Logo Bloomberg Technoz

Menurut Bisman, relaksasi tersebut merupakan upaya jalan tengah untuk menjaga industri bauksit dalam negeri sembari mendorong perkembangan proyek pembangunan smelter bauksit yang selama ini dianggap terbengkalai.

“Merujuk kebijakan yang diberikan kepada PTFI beberapa tahun terakhir ini terkait ketidaksiapan smelter tembaga tetapi masih bisa ekspor. Maka jika dengan kondisi yang sama semestinya bauksit bisa juga mendapatkan kelonggaran,” ujar Bisman.
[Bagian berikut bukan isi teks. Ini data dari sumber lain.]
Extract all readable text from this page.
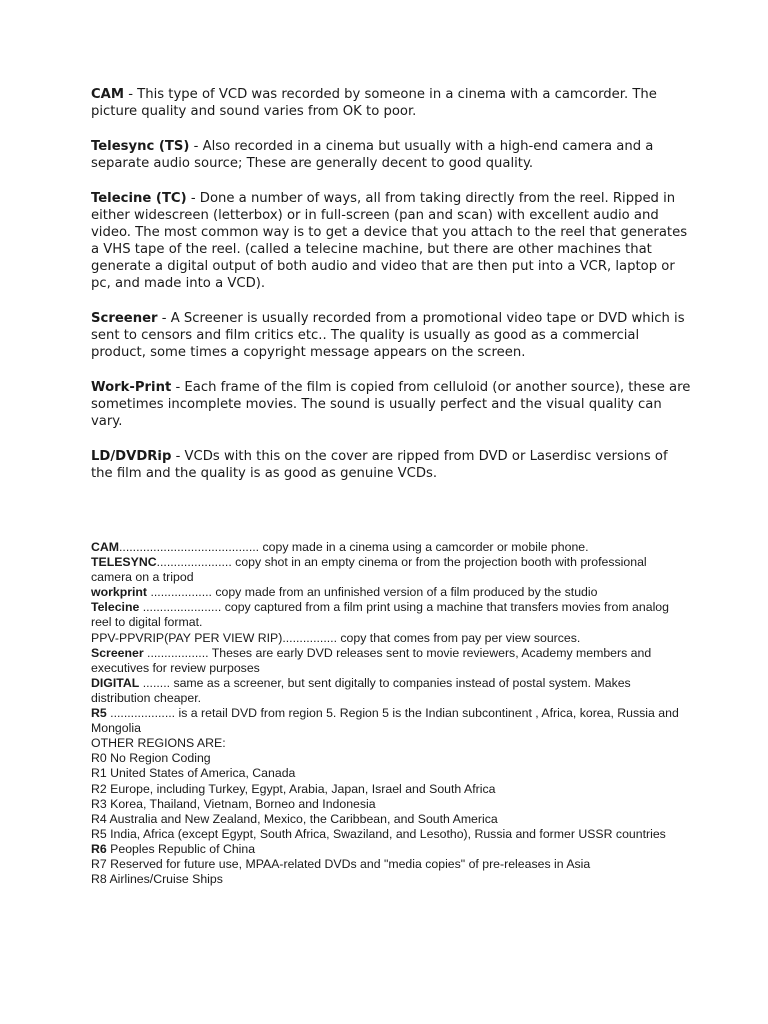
CAM - This type of VCD was recorded by someone in a cinema with a camcorder. The picture quality and sound varies from OK to poor.

Telesync (TS) - Also recorded in a cinema but usually with a high-end camera and a separate audio source; These are generally decent to good quality.

Telecine (TC) - Done a number of ways, all from taking directly from the reel. Ripped in either widescreen (letterbox) or in full-screen (pan and scan) with excellent audio and video. The most common way is to get a device that you attach to the reel that generates a VHS tape of the reel. (called a telecine machine, but there are other machines that generate a digital output of both audio and video that are then put into a VCR, laptop or pc, and made into a VCD).

Screener - A Screener is usually recorded from a promotional video tape or DVD which is sent to censors and film critics etc.. The quality is usually as good as a commercial product, some times a copyright message appears on the screen.

Work-Print - Each frame of the film is copied from celluloid (or another source), these are sometimes incomplete movies. The sound is usually perfect and the visual quality can vary.

LD/DVDRip - VCDs with this on the cover are ripped from DVD or Laserdisc versions of the film and the quality is as good as genuine VCDs.

CAM......................................... copy made in a cinema using a camcorder or mobile phone.
TELESYNC...................... copy shot in an empty cinema or from the projection booth with professional camera on a tripod
workprint .................. copy made from an unfinished version of a film produced by the studio
Telecine ....................... copy captured from a film print using a machine that transfers movies from analog reel to digital format.
PPV-PPVRIP(PAY PER VIEW RIP)................ copy that comes from pay per view sources.
Screener .................. Theses are early DVD releases sent to movie reviewers, Academy members and executives for review purposes
DIGITAL ........ same as a screener, but sent digitally to companies instead of postal system. Makes distribution cheaper.
R5 ................... is a retail DVD from region 5. Region 5 is the Indian subcontinent , Africa, korea, Russia and Mongolia
OTHER REGIONS ARE:
R0 No Region Coding
R1 United States of America, Canada
R2 Europe, including Turkey, Egypt, Arabia, Japan, Israel and South Africa
R3 Korea, Thailand, Vietnam, Borneo and Indonesia
R4 Australia and New Zealand, Mexico, the Caribbean, and South America
R5 India, Africa (except Egypt, South Africa, Swaziland, and Lesotho), Russia and former USSR countries
R6 Peoples Republic of China
R7 Reserved for future use, MPAA-related DVDs and "media copies" of pre-releases in Asia
R8 Airlines/Cruise Ships
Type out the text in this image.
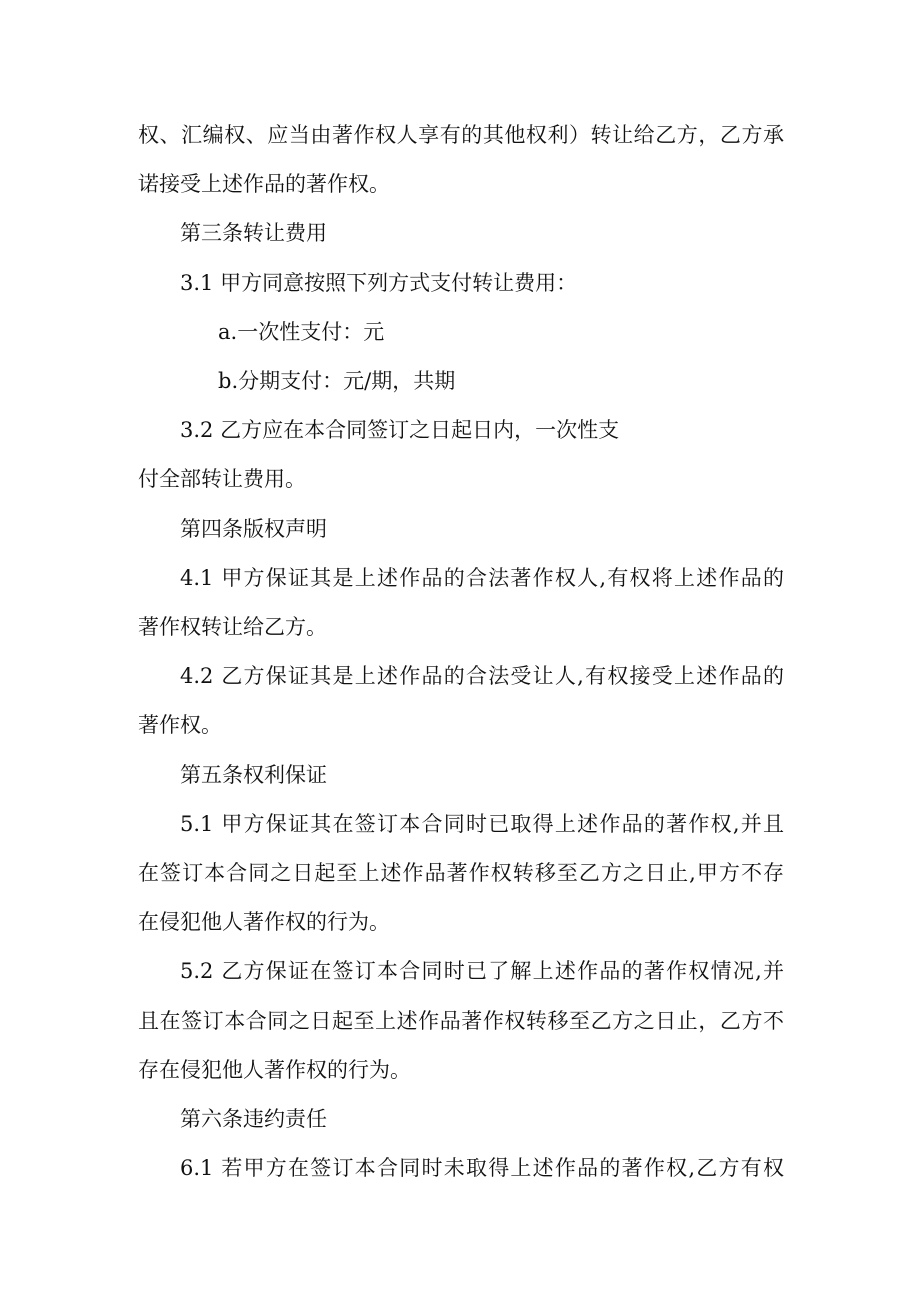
权、汇编权、应当由著作权人享有的其他权利）转让给乙方，乙方承
诺接受上述作品的著作权。
第三条转让费用
3.1 甲方同意按照下列方式支付转让费用：
a.一次性支付：元
b.分期支付：元/期，共期
3.2 乙方应在本合同签订之日起日内，一次性支
付全部转让费用。
第四条版权声明
4.1 甲方保证其是上述作品的合法著作权人,有权将上述作品的
著作权转让给乙方。
4.2 乙方保证其是上述作品的合法受让人,有权接受上述作品的
著作权。
第五条权利保证
5.1 甲方保证其在签订本合同时已取得上述作品的著作权,并且
在签订本合同之日起至上述作品著作权转移至乙方之日止,甲方不存
在侵犯他人著作权的行为。
5.2 乙方保证在签订本合同时已了解上述作品的著作权情况,并
且在签订本合同之日起至上述作品著作权转移至乙方之日止，乙方不
存在侵犯他人著作权的行为。
第六条违约责任
6.1 若甲方在签订本合同时未取得上述作品的著作权,乙方有权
Sekadar catatan, Asosiasi Pengusaha Bauksit dan Bijih Besi Indonesia (AP3BI) mengatakan kapasitas input bauksit dari smelter yang ada saat ini di Indonesia hanya berkisar antara 12—14 juta ton per tahun.

Sementara itu, menurut Pelaksana Harian Ketua Umum AP3BI Ronald Sulistyanto, penambang bisa menambang bijih bauksit hingga 30 juta ton per tahun.

Dengan demikian, kata Ronald, sisa bijih bauksit yang tidak diolah di smelter yang jumlahnya mencapai sekitar 16 juta ton hanya didiamkan begitu saja. Apalagi, setelah adanya larangan ekspor bijih bauksit yang telah dicuci oleh Presiden Joko Widodo sejak Juni 2023 untuk mendorong industri smelter dalam negeri.

“Tidak bisa [diapa-apakan], ya didiemin saja di onggokan bauksit. Lama-lama karena air hujan, tidak bisa dijual lagi,” ujar Ronald.

Menurutnya, terdapat perbedaan mendasar antara investasi pabrik pemurnian atau smelter bauksit dibandingkan dengan nikel, yakni jangka waktu dan modal, yang pada akhirnya menjadi kendala pengembangannya.

Jangka waktu dari smelter bauksit cukup lama dan membutuhkan biaya investasi yang besar, yakni mencapai US$1,2 miliar (atau Rp19,6 triliun dengan asumsi kurs saat ini) untuk 2 juta ton.

“Apalagi dolar menguat, belum mereka [investor] memutuskan sudah ada tantangan baru, makin besar biaya dan jangka waktu pengembalian,” ujarnya.